Have you seen these Sasquatch murals around Tacoma? The artist is an icon
AI-generated summary reviewed by our newsroom.
- Seattle artist Ryan Henry Ward painted 1,000 Sasquatch murals across Washington.
- Ward freehands designs and has completed 35 commissioned murals around Tacoma.
- City received no complaints; Ward says community response is positive.
Painted on the sides of local businesses, garages and fences around Tacoma are dozens of half-lidded Sasquatches, fanged and often accompanied by other woodland creatures. About a month ago two Sasquatches appeared above the Tacoma Glass Gallery’s sign in Proctor, surrounded by sunflowers and an equally calm-looking squid.
It’s all part of a project from popular Seattle muralist Ryan “Henry” Ward, whose goal this year was to paint one thousand vibrant Sasquatch heads on walls, homes and other public-facing spaces in and around Washington. In less than seven months Ward met his goal — with 25 Sasquatch heads painted in Tacoma. Ward says more than 1,500 owners and businesses responded to his call to participate in the project, which he considers to be “the most expansive public art project in the Pacific Northwest.”
If you drive around Grit City, you’ll see the Sasquatch. There’s a handful in Tacoma’s Proctor District, and more in places like the Dome District and the South End.

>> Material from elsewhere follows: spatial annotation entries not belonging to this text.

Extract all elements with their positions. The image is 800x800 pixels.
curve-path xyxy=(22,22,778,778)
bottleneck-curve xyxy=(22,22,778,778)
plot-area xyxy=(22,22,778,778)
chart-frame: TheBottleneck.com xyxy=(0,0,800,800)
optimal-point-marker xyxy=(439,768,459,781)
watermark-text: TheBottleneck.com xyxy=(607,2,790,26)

Ward estimates there’s about 35 total murals of his hidden around Tacoma.
Ward, who grew up in Enumclaw and lived in Tacoma in the early 2000s, said he draws inspiration for his cartoonish characters from books he read as a child. Unlike most muralists, Ward free-hands his designs without projectors or grids. After deciding which character to paint, he follows what feels right and organic, spray-painting his designs in a couple of hours or so, depending on the size and surface.

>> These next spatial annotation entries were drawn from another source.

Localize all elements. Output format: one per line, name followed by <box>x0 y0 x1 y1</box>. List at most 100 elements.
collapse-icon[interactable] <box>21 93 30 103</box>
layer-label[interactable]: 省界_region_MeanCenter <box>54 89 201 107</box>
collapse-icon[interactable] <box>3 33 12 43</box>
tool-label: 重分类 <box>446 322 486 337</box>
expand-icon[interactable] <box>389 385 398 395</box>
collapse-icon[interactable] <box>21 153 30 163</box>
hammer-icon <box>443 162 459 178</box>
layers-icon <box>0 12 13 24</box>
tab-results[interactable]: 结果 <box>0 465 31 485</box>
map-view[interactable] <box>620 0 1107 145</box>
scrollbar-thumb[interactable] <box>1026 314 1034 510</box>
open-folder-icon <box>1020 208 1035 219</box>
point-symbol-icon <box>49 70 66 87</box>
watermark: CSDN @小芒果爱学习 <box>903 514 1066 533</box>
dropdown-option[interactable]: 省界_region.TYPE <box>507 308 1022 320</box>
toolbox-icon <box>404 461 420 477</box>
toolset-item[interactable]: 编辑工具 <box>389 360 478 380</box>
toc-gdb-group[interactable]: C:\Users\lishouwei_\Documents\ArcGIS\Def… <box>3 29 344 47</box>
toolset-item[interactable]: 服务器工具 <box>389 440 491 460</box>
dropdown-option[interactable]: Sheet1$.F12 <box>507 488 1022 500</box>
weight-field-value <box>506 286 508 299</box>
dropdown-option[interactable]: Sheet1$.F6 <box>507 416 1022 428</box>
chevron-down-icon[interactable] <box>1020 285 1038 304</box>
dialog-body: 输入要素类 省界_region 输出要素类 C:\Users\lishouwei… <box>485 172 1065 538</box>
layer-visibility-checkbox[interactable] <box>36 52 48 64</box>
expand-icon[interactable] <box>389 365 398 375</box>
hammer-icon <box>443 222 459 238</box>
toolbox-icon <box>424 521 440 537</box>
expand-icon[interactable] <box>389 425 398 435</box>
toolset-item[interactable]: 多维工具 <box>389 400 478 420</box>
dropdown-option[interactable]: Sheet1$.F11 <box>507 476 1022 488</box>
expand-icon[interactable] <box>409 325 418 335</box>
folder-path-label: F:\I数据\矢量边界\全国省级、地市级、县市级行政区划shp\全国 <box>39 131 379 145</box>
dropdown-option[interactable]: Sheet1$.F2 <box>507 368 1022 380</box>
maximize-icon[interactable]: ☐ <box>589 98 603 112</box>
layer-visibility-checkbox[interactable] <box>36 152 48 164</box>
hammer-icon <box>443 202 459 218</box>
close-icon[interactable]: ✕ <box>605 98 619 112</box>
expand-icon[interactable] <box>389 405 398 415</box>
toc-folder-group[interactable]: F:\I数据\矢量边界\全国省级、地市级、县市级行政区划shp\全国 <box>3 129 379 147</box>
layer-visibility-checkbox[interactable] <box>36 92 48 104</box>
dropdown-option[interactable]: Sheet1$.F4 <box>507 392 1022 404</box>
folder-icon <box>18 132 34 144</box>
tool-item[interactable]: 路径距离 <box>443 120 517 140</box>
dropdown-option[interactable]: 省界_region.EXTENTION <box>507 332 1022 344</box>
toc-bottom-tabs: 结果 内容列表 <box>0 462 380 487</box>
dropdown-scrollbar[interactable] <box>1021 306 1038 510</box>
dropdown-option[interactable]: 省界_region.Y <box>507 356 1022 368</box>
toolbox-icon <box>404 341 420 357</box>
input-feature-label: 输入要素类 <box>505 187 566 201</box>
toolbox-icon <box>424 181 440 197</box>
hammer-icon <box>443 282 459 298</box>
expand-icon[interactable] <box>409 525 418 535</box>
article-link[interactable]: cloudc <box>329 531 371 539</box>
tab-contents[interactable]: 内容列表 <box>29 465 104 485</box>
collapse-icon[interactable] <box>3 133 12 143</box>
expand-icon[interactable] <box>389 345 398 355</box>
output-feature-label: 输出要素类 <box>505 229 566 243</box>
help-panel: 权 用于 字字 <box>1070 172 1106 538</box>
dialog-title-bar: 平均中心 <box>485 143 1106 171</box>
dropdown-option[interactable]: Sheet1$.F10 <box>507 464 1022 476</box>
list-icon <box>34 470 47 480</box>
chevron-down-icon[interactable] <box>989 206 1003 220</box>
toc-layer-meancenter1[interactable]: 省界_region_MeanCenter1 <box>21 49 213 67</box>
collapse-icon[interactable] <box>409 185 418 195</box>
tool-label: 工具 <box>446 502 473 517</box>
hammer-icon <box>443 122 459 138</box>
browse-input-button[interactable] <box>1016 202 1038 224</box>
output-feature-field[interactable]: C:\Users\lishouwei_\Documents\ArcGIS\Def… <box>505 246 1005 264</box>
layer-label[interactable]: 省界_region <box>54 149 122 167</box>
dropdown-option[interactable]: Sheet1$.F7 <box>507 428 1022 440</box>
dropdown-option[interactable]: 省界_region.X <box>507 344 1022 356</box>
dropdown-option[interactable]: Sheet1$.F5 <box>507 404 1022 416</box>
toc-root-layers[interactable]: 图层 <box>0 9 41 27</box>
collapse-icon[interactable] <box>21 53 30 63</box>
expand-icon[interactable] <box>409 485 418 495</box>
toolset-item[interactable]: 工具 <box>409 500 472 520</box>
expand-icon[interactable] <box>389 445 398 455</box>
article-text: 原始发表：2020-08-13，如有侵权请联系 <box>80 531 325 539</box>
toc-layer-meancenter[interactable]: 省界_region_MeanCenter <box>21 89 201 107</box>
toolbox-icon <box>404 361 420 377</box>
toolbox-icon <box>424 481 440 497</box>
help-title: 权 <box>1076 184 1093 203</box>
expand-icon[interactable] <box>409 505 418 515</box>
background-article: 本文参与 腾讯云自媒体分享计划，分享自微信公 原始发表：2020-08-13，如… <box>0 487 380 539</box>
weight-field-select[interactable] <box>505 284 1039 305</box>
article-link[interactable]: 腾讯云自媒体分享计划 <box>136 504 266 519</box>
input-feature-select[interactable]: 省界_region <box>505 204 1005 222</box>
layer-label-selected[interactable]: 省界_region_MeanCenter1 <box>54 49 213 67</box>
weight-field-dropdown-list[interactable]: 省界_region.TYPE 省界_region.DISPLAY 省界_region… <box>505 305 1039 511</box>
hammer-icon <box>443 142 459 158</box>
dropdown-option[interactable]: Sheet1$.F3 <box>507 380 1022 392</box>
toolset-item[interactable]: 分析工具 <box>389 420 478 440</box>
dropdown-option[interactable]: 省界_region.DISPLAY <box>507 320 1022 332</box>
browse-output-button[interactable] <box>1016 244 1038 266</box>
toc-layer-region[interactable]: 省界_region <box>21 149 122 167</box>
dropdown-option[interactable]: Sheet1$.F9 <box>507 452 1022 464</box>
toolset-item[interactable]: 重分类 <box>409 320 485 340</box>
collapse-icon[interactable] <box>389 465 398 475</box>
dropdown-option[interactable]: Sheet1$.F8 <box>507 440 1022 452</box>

“I’ve just been a compulsive artist my whole life. I’ve produced a lot of content from a very young age, and a lot of it’s reflective of my own childhood,” he said. “I grew up on a farm and kind of isolated from town, so I had just different relationships and friendships with the farm animals and with my stuffed animals. I kind of had this real daydream kind of childhood, and I think my art is pretty reflective of that.”

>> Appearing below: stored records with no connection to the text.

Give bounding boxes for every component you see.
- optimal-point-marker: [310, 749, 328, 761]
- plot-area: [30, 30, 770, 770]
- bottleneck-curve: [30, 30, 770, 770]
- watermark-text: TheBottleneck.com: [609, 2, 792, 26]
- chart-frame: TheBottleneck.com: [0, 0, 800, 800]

Ward painted on average five Sasquatch murals a day over the course of 209 days this year, and some days he painted as many as 10. The ones above the Tacoma Glass Gallery, in addition to a purple Sasquatch on an alley door of the Teaching Toys & Books store, took him an hour and a half to complete.
All of Ward’s pieces in Tacoma have been commissioned, unlike murals by other graffiti artists like Deaf Boy Tacoma and Criminal Sage. Maria Lee, with the city of Tacoma, said the city has not received any complaints about the murals. The city has not funded any of the murals nor received any project funding applications, she said.
“The biggest feedback I get is it brings joy. It makes [people] smile … and I think it has reached a lot of different age groups and a lot of different subcultures,” Ward said. “The facial expressions are sometimes grumpy or the postures of the characters often have a sense of gravity pushing them down. Things like that make it more relatable as cartoons than just like, ‘Yay!’ It’s a little more than just silliness — some complex emotions are kind of hidden in the work.”
As the project comes to an end, Ward said he’s started work on a memoir. In a time of social division, Ward said he’s enjoyed seeing neighbors come out and interact with each other and his art.
“I kind of feel like right now that it is really important for people to just talk in real life to each other and realize that we’re not that much different than each other,” he said. “This whole social media online world intentionally, like, divides us up, and we think that that’s reality a lot of times, and reality is more like our interactions in real life.”